Pro Minute schafft dieses Gerät die Vernichtung von bis zu 5.000 Unkraut-Pflanzen und ersetzt damit die knochenharte Handarbeit von bis zu 75 Personen. Hinzu kommt noch die Kosteneffizienz: Bis zu 80 Prozent gegenüber den aktuellen Kosten zur Unkrautbekämpfung können eingespart werden. Ganz ohne Chemie und ohne den Einsatz von unzähligen Helfern.
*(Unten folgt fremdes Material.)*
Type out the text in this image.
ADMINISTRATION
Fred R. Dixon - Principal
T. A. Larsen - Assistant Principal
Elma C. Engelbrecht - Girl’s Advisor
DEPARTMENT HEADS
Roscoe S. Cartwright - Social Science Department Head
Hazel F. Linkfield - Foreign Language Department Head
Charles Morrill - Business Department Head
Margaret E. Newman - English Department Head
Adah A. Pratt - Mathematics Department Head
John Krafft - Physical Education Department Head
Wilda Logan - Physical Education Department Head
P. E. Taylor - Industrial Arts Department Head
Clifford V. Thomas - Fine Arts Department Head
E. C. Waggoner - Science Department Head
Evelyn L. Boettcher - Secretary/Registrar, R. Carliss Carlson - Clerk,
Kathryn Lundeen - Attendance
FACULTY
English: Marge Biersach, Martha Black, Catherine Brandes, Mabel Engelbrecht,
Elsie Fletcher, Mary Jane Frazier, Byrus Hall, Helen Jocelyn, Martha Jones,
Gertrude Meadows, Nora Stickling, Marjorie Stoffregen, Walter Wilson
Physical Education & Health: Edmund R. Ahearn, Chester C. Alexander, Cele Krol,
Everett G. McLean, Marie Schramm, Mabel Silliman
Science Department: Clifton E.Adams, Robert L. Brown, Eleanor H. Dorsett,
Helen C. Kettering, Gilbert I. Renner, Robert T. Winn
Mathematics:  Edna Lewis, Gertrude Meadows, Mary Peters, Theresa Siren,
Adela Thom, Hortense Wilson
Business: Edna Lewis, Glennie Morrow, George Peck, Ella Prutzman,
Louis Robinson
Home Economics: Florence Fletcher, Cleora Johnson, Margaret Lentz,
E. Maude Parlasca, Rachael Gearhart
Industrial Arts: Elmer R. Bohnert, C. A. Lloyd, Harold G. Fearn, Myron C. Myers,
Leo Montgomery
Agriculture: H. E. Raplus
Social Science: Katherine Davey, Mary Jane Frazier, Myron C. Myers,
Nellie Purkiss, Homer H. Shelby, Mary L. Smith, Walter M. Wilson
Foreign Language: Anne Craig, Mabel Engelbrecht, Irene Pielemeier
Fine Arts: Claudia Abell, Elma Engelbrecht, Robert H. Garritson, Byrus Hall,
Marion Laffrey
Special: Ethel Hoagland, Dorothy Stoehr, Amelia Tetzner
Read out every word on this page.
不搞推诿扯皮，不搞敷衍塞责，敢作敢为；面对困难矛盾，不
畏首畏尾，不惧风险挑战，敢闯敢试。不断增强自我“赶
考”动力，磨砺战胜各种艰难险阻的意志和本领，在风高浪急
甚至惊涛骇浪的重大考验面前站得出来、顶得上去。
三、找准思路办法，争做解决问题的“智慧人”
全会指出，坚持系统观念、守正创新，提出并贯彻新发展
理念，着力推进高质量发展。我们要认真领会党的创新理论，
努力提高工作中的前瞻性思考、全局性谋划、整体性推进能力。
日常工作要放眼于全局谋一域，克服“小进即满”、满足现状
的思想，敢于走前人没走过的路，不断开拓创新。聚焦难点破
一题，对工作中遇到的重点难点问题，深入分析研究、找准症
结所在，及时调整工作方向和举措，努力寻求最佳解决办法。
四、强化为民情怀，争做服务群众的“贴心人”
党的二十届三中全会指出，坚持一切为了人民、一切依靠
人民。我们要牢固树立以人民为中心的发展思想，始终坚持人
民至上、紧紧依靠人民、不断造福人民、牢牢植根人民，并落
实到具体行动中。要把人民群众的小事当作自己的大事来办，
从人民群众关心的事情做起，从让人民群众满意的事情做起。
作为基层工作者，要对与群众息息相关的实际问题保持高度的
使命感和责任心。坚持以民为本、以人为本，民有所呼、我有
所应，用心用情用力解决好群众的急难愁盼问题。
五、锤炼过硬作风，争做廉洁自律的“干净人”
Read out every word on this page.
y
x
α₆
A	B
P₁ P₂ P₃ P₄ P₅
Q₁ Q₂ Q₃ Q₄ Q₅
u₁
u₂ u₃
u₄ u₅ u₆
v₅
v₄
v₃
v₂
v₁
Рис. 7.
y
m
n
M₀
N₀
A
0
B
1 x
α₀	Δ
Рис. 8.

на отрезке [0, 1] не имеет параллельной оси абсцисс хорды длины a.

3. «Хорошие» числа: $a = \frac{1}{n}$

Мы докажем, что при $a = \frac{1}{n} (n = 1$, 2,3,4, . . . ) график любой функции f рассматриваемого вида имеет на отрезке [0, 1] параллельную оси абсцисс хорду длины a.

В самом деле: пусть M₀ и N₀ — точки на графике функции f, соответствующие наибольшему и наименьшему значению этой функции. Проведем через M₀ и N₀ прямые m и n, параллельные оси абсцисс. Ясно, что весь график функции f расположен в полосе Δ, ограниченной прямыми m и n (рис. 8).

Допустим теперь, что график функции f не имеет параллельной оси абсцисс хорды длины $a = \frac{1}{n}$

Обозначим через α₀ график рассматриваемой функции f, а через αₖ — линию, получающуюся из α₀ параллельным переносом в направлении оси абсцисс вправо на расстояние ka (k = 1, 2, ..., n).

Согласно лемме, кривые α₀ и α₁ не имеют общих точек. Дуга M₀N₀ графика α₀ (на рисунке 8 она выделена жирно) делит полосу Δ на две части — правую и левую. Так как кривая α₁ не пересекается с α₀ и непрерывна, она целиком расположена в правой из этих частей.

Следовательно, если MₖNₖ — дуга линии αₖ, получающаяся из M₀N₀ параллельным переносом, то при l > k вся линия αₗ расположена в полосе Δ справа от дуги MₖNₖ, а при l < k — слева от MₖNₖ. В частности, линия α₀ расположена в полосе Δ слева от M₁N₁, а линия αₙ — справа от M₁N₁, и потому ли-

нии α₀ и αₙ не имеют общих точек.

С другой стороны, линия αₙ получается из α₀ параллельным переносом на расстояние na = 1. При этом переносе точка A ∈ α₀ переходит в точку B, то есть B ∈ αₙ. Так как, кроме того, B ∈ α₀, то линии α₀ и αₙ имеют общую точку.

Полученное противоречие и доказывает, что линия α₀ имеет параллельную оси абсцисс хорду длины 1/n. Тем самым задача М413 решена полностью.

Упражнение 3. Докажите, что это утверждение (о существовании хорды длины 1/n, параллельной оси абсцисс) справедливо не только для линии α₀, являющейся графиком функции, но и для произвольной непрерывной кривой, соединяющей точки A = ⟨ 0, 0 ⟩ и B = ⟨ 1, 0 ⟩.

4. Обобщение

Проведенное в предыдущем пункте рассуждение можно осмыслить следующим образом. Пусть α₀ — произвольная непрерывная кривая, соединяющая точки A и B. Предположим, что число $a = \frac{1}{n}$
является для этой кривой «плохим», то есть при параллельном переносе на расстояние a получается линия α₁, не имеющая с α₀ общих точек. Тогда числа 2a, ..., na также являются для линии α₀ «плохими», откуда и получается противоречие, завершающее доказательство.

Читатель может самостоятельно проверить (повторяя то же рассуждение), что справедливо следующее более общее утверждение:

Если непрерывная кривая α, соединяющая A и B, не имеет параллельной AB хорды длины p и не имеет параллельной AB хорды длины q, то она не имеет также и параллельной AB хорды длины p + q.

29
Für unsere Bauern, die unter immer neuen EU-Verordnungen, bürokratischen Dünge-Gesetzen und dem drohenden Aus für bewährte Pflanzenschutzmittel ächzen, ist diese Erfindung ein absoluter Segen. Der LaserWeeder beweist eindrucksvoll: Wir brauchen keine ideologischen Verbots-Orgien aus den Ministerien, um unsere Natur zu schonen und chemiefrei zu wirtschaften. Wir brauchen Erfindergeist, Technologie und Fortschritt!

Während die Politik noch daran arbeitet, wie man den Landwirten das Leben schwerer machen kann, rollt in den USA bereits die zweite Generation (LaserWeeder G2) über die Felder – noch schneller, noch leichter und per Elon Musks Starlink-Satellitennetzwerk direkt mit dem Internet verbunden. Das ist echter Umweltschutz durch High-Tech – und nicht durch Verzicht, Steuern und Verbote!